BACK TO ENGINEERING
Data 13 min read

I Mined 47,000 Businesses from OpenStreetMap and Scored the Ones That Need a Website: Building an Automated Lead Gen Pipeline

Article Hero

There are millions of businesses listed on OpenStreetMap across Europe. Most of them have a name, an address, and a phone number. About 60% have a website listed. And roughly a third of those websites are either broken, look like they were designed in 2005, or redirect to a dead Facebook page.

That's not a guess. That's data from a pipeline I built.

The pipeline is called osm-vibe-all. It parses OpenStreetMap's raw geographic data files — 13 GB covering four European countries — extracts businesses with web presence metadata, crawls their listed websites with Puppeteer, scores the quality of what it finds, and outputs a prioritized list of businesses that most need professional web development.

This is lead generation for a web consultancy built entirely on open-source data and open-source tools. No API subscriptions. No purchased lists. No cold email vendors. Just geography, code, and patience.


I – Why OpenStreetMap Is the Best Lead Source Nobody Uses

OpenStreetMap is the Wikipedia of maps. It's a community-maintained dataset of geographic information covering the entire planet. Unlike Google Maps, the data is free to download, free to process, and free to use commercially under the Open Database License.

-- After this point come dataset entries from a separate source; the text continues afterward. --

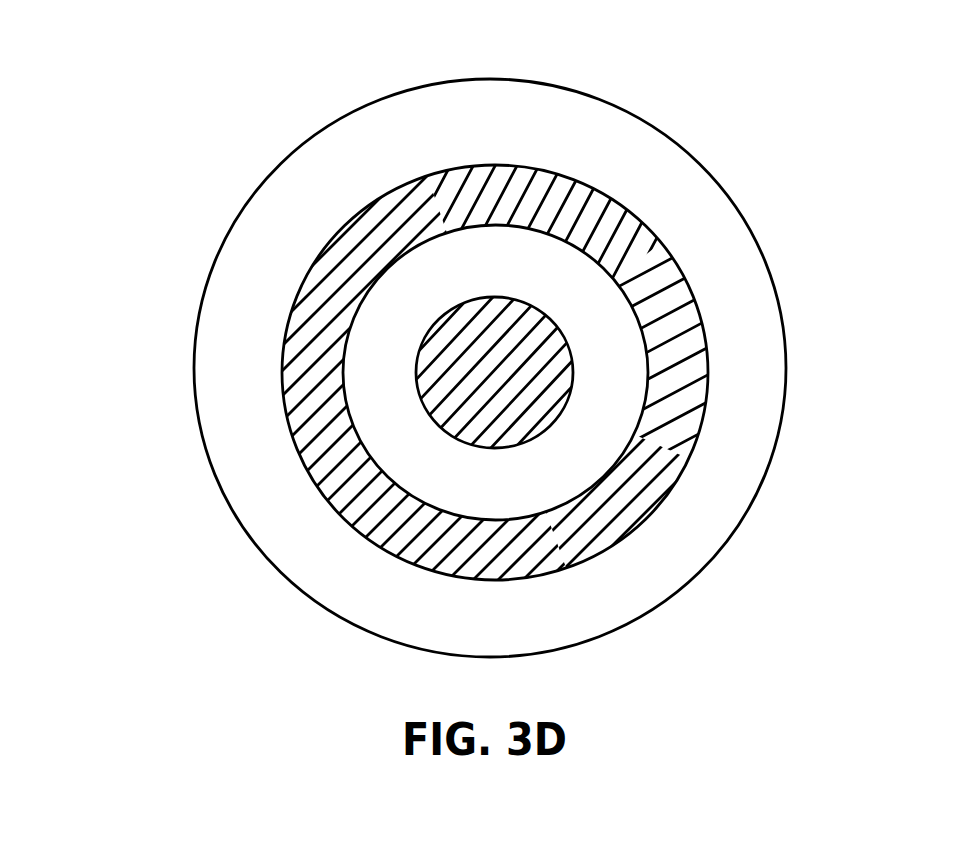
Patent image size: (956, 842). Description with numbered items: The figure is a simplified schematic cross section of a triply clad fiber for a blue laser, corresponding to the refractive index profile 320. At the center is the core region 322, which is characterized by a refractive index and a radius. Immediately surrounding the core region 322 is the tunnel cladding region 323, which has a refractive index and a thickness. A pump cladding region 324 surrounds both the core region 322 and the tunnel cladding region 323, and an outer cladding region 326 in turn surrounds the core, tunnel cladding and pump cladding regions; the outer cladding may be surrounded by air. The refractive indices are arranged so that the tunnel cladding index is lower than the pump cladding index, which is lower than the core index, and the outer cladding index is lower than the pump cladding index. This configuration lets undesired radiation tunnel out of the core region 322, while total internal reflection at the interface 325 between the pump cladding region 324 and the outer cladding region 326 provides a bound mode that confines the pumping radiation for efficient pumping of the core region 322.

The refractive index profile 320 is at (478, 355).
The core region 322 is at (521, 390).
The tunnel cladding region 323 is at (470, 491).
The pump cladding region 324 is at (648, 475).
The interface 325 is at (705, 420).
The outer cladding region 326 is at (471, 627).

Most developers know OSM as the thing behind Mapbox tiles and open-source navigation apps. Almost nobody thinks of it as a business intelligence database. But that's exactly what it is.

Every restaurant, dentist office, car repair shop, and law firm that a community member has mapped includes structured metadata — name, address, phone, website, email, opening hours, business category. The coverage is remarkably dense in European countries where the OSM community is active. Germany, France, the Netherlands, and Portugal — the four countries in my pipeline — have millions of mapped business entities.

The key insight is that this data includes website URLs. Not just existence-or-absence information, but the actual URLs that businesses have listed. This means you can download a country's geographic data, extract every business with a web presence, and then evaluate that web presence programmatically.

Businesses without websites are leads. Businesses with bad websites are better leads. And the data to identify both is sitting on a public server, updated daily, free to download.


II – Parsing 800 Million Nodes Without Running Out of Memory

The raw OSM data comes in PBF format — Protocolbuffer Binary Format. These are compressed binary files containing three primitive types: nodes (points with coordinates and tags), ways (ordered sequences of nodes forming lines or polygons), and relations (groups of nodes and ways with semantic meaning).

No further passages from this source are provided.